The Central Bank, in recent months, lowered the Central Bank Rate from a high of 13 per cent in early 2024 to 9.5 per cent this month, with banks taking the cue and lowering their lending rates.
Stan Chart, however, registered growth in interest income from government securities.
“The directors are pleased to announce the payment of an interim dividend of Sh8 for every ordinary share of Sh5 to be paid to shareholders on the register as at the close of business on 11 September 2025 and will be paid on or about 7 October 2025,” said Chief Executive Kariuki Ngari.
“This leaves our total capital ratio at 19.7 per cent and 520 basis points (5.2 per cent) above the regulatory minimum, providing a strong base to continue supporting our clients’ borrowing needs as interest rates continue to ease.”
The bank also said that its non-interest income decreased by 29 per cent owing to a decline in transactional volumes and margins in transaction services, markets and wealth solutions.
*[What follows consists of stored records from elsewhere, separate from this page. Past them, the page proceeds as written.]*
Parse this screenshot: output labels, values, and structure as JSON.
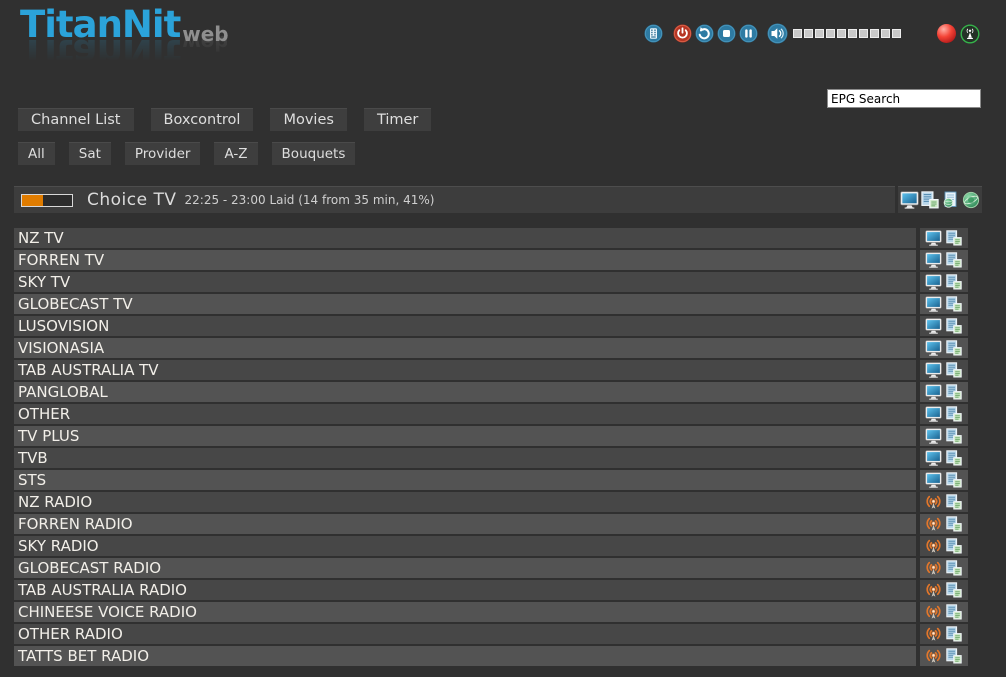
{
  "logo": {
    "title": "TitanNit",
    "suffix": "web"
  },
  "toolbar": {
    "icons": [
      "remote-keypad",
      "power",
      "restart",
      "stop",
      "pause",
      "volume-speaker",
      "record-status",
      "signal-antenna"
    ],
    "volume_segments": 10
  },
  "search": {
    "value": "EPG Search"
  },
  "nav": {
    "items": [
      "Channel List",
      "Boxcontrol",
      "Movies",
      "Timer"
    ]
  },
  "filters": {
    "items": [
      "All",
      "Sat",
      "Provider",
      "A-Z",
      "Bouquets"
    ]
  },
  "now_playing": {
    "channel": "Choice TV",
    "epg_info": "22:25 - 23:00 Laid (14 from 35 min, 41%)",
    "progress_percent": 41,
    "action_icons": [
      "monitor",
      "copy-pages",
      "epg-document",
      "globe"
    ]
  },
  "channel_row_icons": {
    "tv": "monitor",
    "radio": "broadcast",
    "common": "copy-pages"
  },
  "channels": [
    {
      "name": "NZ TV",
      "type": "tv"
    },
    {
      "name": "FORREN TV",
      "type": "tv"
    },
    {
      "name": "SKY TV",
      "type": "tv"
    },
    {
      "name": "GLOBECAST TV",
      "type": "tv"
    },
    {
      "name": "LUSOVISION",
      "type": "tv"
    },
    {
      "name": "VISIONASIA",
      "type": "tv"
    },
    {
      "name": "TAB AUSTRALIA TV",
      "type": "tv"
    },
    {
      "name": "PANGLOBAL",
      "type": "tv"
    },
    {
      "name": "OTHER",
      "type": "tv"
    },
    {
      "name": "TV PLUS",
      "type": "tv"
    },
    {
      "name": "TVB",
      "type": "tv"
    },
    {
      "name": "STS",
      "type": "tv"
    },
    {
      "name": "NZ RADIO",
      "type": "radio"
    },
    {
      "name": "FORREN RADIO",
      "type": "radio"
    },
    {
      "name": "SKY RADIO",
      "type": "radio"
    },
    {
      "name": "GLOBECAST RADIO",
      "type": "radio"
    },
    {
      "name": "TAB AUSTRALIA RADIO",
      "type": "radio"
    },
    {
      "name": "CHINEESE VOICE RADIO",
      "type": "radio"
    },
    {
      "name": "OTHER RADIO",
      "type": "radio"
    },
    {
      "name": "TATTS BET RADIO",
      "type": "radio"
    }
  ],
  "colors": {
    "background": "#303030",
    "logo_blue": "#2ba3da",
    "button_bg": "#3e3e3e",
    "bar_bg": "#3d3d3d",
    "row_dark": "#474747",
    "row_light": "#535353",
    "progress_orange": "#e07c00",
    "radio_orange": "#e2762a",
    "toolbar_blue": "#2e7ba3",
    "power_red": "#b63524"
  }
}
This was partly mitigated by growth in trading income and wealth solutions.
Its operating expenses remained flat, which it attributed to prudent cost management, investments to fund business growth and digital capabilities continuing to deliver efficiencies.
Impairment losses on loans and advances reduced 25 per cent, which the bank said was due to high recovery rates as well as prudent oversight of the loan book and a continued focus on asset quality.
The bank said that its balance sheet remains strong, highly liquid and well capitalised.
“The Kenyan economic environment remains stable with low inflation, stable currency and lower interest rates. However, we are conscious of the headwinds associated with growing complexities and uncertainties in the global macroeconomic environment,” said Ngari.
“We remain resolute in the belief in the strength of our strategy and resilience of our people in supporting our clients navigate these challenging times.”